In an airway emergency it is paramount that the right equipment is immediately available. The best way to ensure rapid access to difficult airway equipment is to keep it in an airway trolley. This is advocated in several published analyses of airway critical incidents including the 4th National Audit Project of the Royal College of Anaesthetists (NAP4).1
An example is shown below: from The Royal North Shore Hospital Intensive Care Unit.
The trolley consists of 4 drawers corresponding to Plans A, B, C and D of the Difficult Airway Society guidelines for the management of unanticipated difficult intubation.2 The symbols used to depict these Plans are from the Vortex cognitive aid.3
The first drawer (Plan A, Endotracheal Tube) contains all the equipment necessary for endotracheal intubation by laryngoscopy, including Storz C-Mac blades for use with the monitor attached to one of the upright poles on the back of the trolley.
The second drawer (Plan B, Supraglottic Airway Device, SAD) contains second-generation SADs (igels) for airway rescue. If circumstances allow (i.e the patient can be oxygenated via the SAD, and it is thought appropriate), the SAD can be converted to an endotracheal tube with the use of the Ambu aScope, using the monitor attached to the other upright pole, with or without the Aintree Intubating Catheter (AIC). The AICs and bronchoscopes are located in the side baskets.

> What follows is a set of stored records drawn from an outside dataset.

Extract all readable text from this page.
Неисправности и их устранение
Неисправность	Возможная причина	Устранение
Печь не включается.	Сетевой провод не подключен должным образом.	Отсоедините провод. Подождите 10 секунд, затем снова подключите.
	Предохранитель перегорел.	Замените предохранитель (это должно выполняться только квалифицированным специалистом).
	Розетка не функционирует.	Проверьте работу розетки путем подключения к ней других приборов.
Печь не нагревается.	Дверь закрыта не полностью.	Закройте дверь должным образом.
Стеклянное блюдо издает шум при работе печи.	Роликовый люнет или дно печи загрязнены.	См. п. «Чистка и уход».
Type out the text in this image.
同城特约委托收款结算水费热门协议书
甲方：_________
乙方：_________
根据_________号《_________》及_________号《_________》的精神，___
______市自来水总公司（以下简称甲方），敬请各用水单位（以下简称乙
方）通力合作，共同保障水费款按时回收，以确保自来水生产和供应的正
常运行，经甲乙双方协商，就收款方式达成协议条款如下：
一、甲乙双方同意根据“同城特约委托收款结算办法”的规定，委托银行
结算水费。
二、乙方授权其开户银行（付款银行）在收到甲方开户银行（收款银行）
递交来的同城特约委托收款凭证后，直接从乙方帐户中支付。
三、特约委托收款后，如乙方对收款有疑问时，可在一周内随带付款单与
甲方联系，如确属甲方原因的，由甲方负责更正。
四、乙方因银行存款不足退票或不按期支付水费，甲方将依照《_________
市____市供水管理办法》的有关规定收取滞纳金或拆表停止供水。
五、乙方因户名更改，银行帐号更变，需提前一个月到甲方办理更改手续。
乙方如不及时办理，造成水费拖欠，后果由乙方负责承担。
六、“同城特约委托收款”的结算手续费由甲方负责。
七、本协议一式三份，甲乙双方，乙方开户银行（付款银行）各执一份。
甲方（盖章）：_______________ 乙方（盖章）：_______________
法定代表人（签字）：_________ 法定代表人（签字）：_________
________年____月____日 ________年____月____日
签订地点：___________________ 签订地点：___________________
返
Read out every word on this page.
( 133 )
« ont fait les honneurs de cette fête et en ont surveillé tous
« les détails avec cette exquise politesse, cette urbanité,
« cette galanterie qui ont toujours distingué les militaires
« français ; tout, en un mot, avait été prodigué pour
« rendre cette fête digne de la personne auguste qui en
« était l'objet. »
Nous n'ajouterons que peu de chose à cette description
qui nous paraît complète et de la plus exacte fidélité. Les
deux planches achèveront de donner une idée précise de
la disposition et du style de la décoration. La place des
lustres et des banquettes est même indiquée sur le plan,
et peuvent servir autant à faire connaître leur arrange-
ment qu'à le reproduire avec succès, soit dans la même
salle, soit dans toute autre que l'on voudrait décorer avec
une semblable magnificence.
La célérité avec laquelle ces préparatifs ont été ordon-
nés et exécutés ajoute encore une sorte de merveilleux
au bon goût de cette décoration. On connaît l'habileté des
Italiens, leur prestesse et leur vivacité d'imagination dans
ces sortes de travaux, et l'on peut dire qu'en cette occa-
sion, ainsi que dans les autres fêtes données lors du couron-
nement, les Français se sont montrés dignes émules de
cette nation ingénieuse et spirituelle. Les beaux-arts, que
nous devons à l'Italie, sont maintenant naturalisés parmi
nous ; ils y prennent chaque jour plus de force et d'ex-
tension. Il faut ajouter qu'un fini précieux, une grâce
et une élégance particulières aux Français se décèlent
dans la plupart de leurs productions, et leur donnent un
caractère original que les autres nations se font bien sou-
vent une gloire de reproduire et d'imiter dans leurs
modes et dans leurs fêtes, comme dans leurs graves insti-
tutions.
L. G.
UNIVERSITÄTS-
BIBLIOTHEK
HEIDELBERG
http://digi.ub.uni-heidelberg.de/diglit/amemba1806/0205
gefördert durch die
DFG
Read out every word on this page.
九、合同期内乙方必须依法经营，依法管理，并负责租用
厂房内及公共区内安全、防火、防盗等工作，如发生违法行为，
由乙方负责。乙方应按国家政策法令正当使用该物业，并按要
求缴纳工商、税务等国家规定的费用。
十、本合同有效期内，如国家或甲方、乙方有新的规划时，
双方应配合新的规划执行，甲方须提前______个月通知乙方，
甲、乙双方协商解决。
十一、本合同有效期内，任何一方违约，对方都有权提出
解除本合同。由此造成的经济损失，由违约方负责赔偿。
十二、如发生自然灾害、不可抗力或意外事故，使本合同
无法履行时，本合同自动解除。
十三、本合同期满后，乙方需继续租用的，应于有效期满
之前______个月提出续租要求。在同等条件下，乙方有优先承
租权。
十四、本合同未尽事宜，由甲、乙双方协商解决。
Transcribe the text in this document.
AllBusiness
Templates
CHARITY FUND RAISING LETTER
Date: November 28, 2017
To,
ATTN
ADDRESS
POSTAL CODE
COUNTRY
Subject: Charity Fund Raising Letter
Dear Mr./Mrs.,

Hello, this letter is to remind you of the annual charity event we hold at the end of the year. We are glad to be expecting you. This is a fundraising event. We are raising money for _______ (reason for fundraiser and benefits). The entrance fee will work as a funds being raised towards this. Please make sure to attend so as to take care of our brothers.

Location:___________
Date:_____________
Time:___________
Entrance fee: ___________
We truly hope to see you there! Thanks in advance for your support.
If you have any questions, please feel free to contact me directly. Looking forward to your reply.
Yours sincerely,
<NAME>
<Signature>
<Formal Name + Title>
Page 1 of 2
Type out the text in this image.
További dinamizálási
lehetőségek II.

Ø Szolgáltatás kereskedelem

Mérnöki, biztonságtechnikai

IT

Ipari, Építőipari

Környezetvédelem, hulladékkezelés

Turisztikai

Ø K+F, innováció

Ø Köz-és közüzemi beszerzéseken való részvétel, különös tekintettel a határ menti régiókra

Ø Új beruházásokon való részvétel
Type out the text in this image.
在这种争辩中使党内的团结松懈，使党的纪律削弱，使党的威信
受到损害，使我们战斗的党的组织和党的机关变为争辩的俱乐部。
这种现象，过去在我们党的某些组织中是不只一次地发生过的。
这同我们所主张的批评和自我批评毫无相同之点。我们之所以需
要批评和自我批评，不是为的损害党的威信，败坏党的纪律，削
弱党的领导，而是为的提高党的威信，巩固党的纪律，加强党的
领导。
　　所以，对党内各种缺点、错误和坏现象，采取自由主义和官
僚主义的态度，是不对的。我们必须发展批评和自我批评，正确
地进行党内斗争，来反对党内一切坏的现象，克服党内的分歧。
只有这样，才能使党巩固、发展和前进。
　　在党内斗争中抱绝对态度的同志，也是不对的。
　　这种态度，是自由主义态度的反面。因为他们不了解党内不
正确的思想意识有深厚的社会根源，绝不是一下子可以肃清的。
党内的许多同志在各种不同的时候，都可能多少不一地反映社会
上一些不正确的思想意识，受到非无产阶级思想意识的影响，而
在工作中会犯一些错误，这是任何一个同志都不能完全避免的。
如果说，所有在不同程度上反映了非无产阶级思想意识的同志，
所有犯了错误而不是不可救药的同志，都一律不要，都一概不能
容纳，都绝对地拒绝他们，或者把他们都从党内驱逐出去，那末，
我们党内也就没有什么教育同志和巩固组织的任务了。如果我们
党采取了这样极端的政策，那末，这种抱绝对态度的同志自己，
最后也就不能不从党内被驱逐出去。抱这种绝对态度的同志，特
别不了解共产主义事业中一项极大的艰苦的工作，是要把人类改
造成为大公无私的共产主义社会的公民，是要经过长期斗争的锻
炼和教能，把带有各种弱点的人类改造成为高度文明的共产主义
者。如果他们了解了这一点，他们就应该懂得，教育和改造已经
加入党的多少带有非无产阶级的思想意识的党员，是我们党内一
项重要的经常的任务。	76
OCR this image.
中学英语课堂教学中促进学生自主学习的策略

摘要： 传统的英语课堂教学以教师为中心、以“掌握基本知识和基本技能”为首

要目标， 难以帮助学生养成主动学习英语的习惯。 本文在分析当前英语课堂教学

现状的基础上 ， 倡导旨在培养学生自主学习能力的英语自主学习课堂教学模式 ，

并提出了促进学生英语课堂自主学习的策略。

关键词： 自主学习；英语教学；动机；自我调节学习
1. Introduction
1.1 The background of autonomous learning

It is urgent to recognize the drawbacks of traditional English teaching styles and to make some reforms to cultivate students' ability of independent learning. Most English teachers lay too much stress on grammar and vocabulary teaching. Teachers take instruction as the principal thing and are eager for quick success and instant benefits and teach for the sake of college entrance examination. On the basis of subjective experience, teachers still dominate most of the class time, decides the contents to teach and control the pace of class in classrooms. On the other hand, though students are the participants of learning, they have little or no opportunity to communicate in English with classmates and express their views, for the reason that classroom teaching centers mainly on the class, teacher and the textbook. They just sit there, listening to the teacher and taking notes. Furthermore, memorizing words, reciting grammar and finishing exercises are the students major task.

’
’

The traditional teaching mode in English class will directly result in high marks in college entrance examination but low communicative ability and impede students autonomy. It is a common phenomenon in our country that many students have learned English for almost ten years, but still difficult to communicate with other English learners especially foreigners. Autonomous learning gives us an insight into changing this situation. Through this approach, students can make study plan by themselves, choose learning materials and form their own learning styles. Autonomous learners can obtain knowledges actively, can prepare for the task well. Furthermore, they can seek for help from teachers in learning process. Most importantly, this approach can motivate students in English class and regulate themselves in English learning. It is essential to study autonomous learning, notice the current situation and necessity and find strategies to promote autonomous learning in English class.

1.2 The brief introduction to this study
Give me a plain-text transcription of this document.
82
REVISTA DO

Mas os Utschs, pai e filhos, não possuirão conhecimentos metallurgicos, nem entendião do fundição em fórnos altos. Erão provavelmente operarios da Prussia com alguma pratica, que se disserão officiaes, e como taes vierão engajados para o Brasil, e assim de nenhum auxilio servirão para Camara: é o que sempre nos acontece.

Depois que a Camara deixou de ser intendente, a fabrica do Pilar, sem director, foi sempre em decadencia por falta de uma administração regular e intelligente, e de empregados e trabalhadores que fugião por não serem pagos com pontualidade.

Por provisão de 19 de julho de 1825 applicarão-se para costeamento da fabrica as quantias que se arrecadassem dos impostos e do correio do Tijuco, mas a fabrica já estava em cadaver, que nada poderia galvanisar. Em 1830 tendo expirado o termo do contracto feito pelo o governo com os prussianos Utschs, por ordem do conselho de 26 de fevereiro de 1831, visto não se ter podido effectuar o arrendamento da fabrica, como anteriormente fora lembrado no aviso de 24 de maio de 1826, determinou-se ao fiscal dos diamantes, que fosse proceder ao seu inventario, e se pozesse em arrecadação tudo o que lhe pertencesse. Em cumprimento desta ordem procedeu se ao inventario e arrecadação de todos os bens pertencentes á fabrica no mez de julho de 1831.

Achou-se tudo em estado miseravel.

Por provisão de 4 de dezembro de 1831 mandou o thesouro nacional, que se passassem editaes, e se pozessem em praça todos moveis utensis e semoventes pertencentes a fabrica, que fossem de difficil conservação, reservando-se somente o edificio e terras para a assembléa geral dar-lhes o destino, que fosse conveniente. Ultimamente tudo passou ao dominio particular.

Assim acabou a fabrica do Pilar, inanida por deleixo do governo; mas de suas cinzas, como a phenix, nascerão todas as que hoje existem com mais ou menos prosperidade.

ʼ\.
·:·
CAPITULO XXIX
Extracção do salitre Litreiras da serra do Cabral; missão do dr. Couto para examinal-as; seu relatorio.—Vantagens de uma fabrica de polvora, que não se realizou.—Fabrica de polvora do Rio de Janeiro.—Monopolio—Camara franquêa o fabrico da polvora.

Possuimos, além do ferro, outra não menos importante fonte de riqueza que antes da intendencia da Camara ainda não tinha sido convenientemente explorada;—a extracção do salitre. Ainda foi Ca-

Note that the C-Mac and Ambu aView screens can be turned round, so that the intubator can see them while allowing the airway assistant access to the drawers.
The third drawer (Plan C, Facemask) contains facemasks, nasopharyngeal and oropharyngeal airways of various sizes.
The fourth drawer (Plan D, CICO rescue) contains equipment for cannula, surgical and Seldinger cricothyroidotomy techniques. It also contains an Airway Exchange Catheter and Staged Extubation Kit.
For Intensive Care and Emergency clinicians, the goal is almost always endotracheal intubation. We appreciate that this is not the case in the operating department, where a SAD may be the first choice. The drawers are arranged in the order outlined above for the sake of standardisation.
On the side of the trolley is a file containing our Emergency Intubation Checklist and Emergency Airway Cognitive Tool, which combines the DAS and Vortex approaches to difficult airway management. We believe that the DAS guidelines should be used for forward planning and to help with the choice of techniques, while the Vortex cognitive aid helps the team with decision making, such as when to abandon a technique and move onto the next.
Move your cursor over the various parts of the trolley and click on the links for further information.
- Cook TM, Woodall N, Harper J, Benger J, Fourth National Audit P. Major complications of airway management in the UK: results of the Fourth National Audit Project of the Royal College of Anaesthetists and the Difficult Airway Society. Part 2: intensive care and emergency departments. British journal of anaesthesia. 2011;106(5):632-642.
- Frerk C, Mitchell VS, McNarry AF, et al. Difficult Airway Society 2015 guidelines for management of unanticipated difficult intubation in adults. British journal of anaesthesia2015;115(6):827-48.
- Chrimes N. The Vortex: a universal ‘high-acuity implementation tool’ for emergency airway management. British journal of anaesthesia 2016;117 Suppl 1:i20-i27.